Hello. Welcome to Penn. Over the next four years, you will play a series of games. Get through all six successfully, and you will marry the man, woman, or nonbinary sweetheart of your Ivy League fantasies — or at least get the job of your dreams. Failure at any one game, though, will cause you to be eliminated.
Remember, if you follow the rules, you can leave this place safely with the money or marriage we promised. However, any player who refuses to play will also be eliminated.
These games will become brutal. You will become callous. But in the end, you’ll keep dragging yourself back to have your heart spilled on an open table in some dirty frat basement, cut open by some pre-med student who may never become a real doctor.
But, since you made it here, you probably want the rules. Here is a quick synopsis of each game:
Game 1: Red Flag, Green Flag
Welcome to the first game. You are allowed to move forward when ‘it’ screams out (via texts, awkward glances from along Locust Walk, chance encounters at events, etc.), “Green Light.” Stop when ‘it’ shouts (via emotional unavailability, finance-induced callousness, and an aversion to “low-ROI people”) “Red Light.” If your movement is detected afterward, you will be eliminated.
Tip: Remember, only advance toward “it” when it says “Green Light.” If you so much as linger for a few seconds after a date, or if you lunge in for a hug or kiss when “it” was clearly just looking for someone to keep them company at Panera before a casing interview, you will be eliminated.
Game 2: Honeycomb
You’ll start by picking a shape. You can choose either the Button, a red solo cup, Huntsman Hall, or the Tampons.
Wherever you picked is the object that you must be near while French kissing your chosen partner. Failure to kiss them at all will result in elimination.
(Game tip: the Tampons are the hardest location to win within this game. The Button is ideal due to its history; if you pick Huntsman Hall, your best bet would be to try to reserve a GSR, turn off the lights, and kiss them there.
Game 3: Text of War
In this game, players must use the power of the law of attraction to try to get the opposing player to text back first. Whoever ends up texting back anything emotionally incriminating or vulnerable will be eliminated.
Game 4: Marbles
Just kidding. If you’ve been playing these games long enough, you’ve already lost them all. There are very few gganbu here, and if you leave your marbles out in the open, they will be replaced by stone-cold pebbles. Seriously. Watch your sanity and watch out for any old guys trying to be your gganbu. The only old man you should play with is Ben Franklin — a true BF.
Game 5: Get Across Glass
In this game, you’ll need to walk across Locust without tripping, not even once. Even in the areas where there’s been some construction, falling on one of the bricks as though it’s fallen underneath you is a sure sign that you don’t have the physical stamina required for either a long-term relationship or full-time job.
Game 6: Snake Game
This is the final and most challenging game. You’ll need a bit of history for what this game is, though, before you proceed.
In my town, we had a game called the “Snake Game.” We called it that because it’s played in a snake-shaped mound on Cira Green that emerges only after final McKinsey rounds are released.

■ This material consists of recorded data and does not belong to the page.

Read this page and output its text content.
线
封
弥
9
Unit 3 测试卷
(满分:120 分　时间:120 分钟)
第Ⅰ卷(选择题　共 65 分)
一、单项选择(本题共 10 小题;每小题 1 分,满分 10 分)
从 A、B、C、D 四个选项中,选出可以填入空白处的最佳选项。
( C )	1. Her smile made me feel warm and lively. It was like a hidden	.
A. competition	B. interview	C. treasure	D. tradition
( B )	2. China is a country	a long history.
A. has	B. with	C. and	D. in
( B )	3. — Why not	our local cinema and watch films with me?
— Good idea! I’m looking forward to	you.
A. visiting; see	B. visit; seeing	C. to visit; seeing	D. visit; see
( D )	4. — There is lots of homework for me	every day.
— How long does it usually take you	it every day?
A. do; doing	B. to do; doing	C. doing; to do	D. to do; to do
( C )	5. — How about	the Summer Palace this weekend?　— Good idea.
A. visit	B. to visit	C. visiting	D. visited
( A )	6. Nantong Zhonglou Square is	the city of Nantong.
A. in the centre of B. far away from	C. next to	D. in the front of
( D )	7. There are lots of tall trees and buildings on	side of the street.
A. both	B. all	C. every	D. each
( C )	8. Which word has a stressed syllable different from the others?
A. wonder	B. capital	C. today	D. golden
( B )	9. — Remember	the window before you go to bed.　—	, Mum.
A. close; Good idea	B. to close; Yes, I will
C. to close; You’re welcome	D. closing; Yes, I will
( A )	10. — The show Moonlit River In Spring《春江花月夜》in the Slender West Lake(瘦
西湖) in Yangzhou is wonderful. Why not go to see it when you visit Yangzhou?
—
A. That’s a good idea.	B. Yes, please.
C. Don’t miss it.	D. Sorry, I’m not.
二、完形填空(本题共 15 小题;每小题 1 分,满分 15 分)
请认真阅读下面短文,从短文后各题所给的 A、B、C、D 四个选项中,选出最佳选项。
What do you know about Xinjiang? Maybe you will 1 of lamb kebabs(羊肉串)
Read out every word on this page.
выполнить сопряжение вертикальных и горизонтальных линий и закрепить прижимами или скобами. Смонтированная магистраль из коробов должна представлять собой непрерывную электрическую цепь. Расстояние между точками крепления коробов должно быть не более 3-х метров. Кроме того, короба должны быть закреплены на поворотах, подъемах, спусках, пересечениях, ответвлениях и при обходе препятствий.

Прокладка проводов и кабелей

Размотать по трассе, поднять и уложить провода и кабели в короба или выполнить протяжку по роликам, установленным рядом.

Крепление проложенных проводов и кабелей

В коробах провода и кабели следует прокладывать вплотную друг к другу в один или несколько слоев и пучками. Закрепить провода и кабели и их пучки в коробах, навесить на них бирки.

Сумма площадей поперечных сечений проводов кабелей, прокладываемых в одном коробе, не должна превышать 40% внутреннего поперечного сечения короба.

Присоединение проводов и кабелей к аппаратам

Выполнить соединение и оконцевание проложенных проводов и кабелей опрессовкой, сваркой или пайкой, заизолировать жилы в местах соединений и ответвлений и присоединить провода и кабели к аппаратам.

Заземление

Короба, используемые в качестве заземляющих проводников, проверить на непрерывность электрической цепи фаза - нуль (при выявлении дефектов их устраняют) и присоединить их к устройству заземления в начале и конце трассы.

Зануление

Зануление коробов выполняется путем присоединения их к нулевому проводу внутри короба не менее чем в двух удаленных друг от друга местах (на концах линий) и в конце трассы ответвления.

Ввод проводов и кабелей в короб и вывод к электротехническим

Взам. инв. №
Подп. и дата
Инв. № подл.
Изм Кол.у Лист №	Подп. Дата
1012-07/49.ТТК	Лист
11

The rules are simple. Students are divided into two groups, the offense and the defense. Once the game starts, the defense can run around on two feet within bounds, while the offense outside the lines is only allowed to slither on their stomach. But if an attacker gets into the snake passing defense, then they are given the freedom to get up off the ground and walk around like a real human. VP of human resources. For whatever reason, we called that the VP of human resources, maybe it’s because it was so good at acting like the other side while originally being only able to slither. In order to win, the attackers must tap the small closed-off space on the snake’s head with their CV. But if someone on the defense manages to push you outside the snake’s endless network, you lose all your LinkedIn connections, faculty recommenders, and your life. Once you tap the snake’s head, you win and yell out, “Victory!”